Now, we will demonstrate how to add a new version of a model to the MLflow model registry. We will use the logistic regression classifier with different hyperparameters compared to the previous version.

In [7]:
# Start a new MLflow run
with mlflow.start_run(run_name="LogisticRegression_Model_Version_2") as run:
    # Train a new Logistic Regression model with different hyperparameters
    lr_model_v2 = LogisticRegression(max_iter=300, C=0.5, random_state=42)
    lr_model_v2.fit(X_train, y_train)

    # Infer the model signature
    y_pred = lr_model_v2.predict(X_test)
    signature = infer_signature(X_test, y_pred)

    # Log the new model
    mlflow.sklearn.log_model(
        sk_model=lr_model_v2, 
        artifact_path="logistic_regression_model", 
        signature=signature
    )

    run_id_lr2 = run.info.run_id
    # Register the new model version
    mlflow.register_model(
        model_uri=f"runs:/{run.info.run_id}/logistic_regression_model", 
        name="logistic-regression-class-model"
    )

Registered model 'logistic-regression-class-model' already exists. Creating a new version of this model...
2024/08/29 16:53:52 INFO mlflow.store.model_registry.abstract_store: Waiting up to 300 seconds for model version to finish creation. Model name: logistic-regression-class-model, version 2
Created version '2' of model 'logistic-regression-class-model'.
2024/08/29 16:53:52 INFO mlflow.tracking._tracking_service.client: 🏃 View run LogisticRegression_Model_Version_2 at: http://localhost:5000/#/experiments/678057457486770417/runs/b1b344bf325c47b2978580957bc50fd7.
2024/08/29 16:53:52 INFO mlflow.tracking._tracking_service.client: 🧪 View experiment at: http://localhost:5000/#/experiments/678057457486770417.


## Loading a registered model
Now, we will demonstrate how to load a registered model using two methods.
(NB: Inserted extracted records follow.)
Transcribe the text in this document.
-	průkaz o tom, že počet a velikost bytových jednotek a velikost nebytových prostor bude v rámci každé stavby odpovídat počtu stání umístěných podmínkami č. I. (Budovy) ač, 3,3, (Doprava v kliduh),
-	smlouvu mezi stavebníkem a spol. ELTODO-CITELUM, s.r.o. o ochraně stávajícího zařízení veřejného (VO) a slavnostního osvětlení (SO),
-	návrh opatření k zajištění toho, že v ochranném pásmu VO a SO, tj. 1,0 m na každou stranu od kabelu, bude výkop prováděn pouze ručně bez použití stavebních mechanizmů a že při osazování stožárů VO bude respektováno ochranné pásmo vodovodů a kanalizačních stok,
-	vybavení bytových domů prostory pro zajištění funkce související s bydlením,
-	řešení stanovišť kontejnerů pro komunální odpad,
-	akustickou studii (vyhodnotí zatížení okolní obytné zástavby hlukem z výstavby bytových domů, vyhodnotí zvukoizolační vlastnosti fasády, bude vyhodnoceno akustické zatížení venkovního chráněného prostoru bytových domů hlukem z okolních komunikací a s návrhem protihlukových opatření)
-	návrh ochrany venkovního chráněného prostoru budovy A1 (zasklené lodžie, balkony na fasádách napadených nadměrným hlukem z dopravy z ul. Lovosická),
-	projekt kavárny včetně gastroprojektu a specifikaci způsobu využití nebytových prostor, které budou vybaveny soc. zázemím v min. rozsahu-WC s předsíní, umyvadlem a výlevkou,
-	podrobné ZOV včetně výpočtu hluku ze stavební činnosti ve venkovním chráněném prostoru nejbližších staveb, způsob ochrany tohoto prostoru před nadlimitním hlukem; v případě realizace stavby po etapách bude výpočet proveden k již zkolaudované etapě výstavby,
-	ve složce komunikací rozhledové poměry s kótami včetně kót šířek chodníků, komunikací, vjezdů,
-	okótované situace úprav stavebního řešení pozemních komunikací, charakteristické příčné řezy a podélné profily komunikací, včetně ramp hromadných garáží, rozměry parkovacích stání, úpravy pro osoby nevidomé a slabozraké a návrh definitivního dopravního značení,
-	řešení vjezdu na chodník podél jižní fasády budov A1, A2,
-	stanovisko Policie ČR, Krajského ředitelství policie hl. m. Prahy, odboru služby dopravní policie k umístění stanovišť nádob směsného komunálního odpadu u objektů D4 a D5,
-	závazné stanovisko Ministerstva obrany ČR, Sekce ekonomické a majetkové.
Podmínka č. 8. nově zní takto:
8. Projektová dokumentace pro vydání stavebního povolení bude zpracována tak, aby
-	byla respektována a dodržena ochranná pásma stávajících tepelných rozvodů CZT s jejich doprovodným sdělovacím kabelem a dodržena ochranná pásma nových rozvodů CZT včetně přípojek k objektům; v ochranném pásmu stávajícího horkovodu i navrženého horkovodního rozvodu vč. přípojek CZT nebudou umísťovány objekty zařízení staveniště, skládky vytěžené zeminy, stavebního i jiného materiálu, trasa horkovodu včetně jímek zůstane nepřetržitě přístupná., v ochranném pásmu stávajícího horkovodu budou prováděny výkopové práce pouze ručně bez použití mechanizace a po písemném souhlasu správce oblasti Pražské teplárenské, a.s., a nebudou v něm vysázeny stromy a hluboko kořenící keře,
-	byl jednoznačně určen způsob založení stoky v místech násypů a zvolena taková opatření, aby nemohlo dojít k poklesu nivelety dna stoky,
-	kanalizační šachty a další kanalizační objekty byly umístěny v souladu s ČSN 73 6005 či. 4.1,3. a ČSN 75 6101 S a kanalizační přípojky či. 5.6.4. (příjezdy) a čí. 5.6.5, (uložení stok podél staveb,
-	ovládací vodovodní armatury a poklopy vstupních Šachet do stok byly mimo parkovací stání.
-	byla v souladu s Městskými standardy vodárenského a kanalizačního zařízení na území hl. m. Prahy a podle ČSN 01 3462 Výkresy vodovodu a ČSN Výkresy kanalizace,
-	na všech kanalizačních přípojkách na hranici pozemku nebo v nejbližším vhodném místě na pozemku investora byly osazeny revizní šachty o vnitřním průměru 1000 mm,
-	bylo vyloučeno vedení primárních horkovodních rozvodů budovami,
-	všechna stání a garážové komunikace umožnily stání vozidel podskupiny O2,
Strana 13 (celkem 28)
### Method 1: Load via tracking server
We can load a model directly from the tracking server using the model artifact path relative to a specific run. This method requires the run ID and relative path to the model artifact (The `artifact_path` we used to log the model).

In [8]:
# Load the model from the Tracking Server
model_via_tracking_server = mlflow.sklearn.load_model(f"runs:/{run_id_lr2}/logistic_regression_model")

# Make predictions and print 5 values
y_pred = model_via_tracking_server.predict(X_test)
print("Predictions:", y_pred[:5])

Predictions: [1 0 2 1 1]


### Method 2: Load via name and version
We can load a model using its registered name and a specific version number from the model registry. It is convenient when we want to access a model version directly by its name (The `name`/`registered_model_name` we used to regiater the model) and version without needing the run details.

##### Example 1: Load version 1

In [9]:
# Load the model from the Model Registry
model_via_name_version_1 = mlflow.sklearn.load_model(f"models:/logistic-regression-class-model/1")

# Make predictions and print 5 values
y_pred = model_via_name_version_1.predict(X_test)
print("Predictions for version 1:", y_pred[:5])

Predictions for version 1: [1 0 2 1 1]


##### Example 1: Load version 2

In [10]:
# Load the model from the Model Registry
model_via_name_version_2 = mlflow.sklearn.load_model(f"models:/logistic-regression-class-model/2")

# Make predictions and print 5 values
y_pred = model_via_name_version_2.predict(X_test)
print("Predictions for version 2:", y_pred[:5])

Predictions for version 2: [1 0 2 1 1]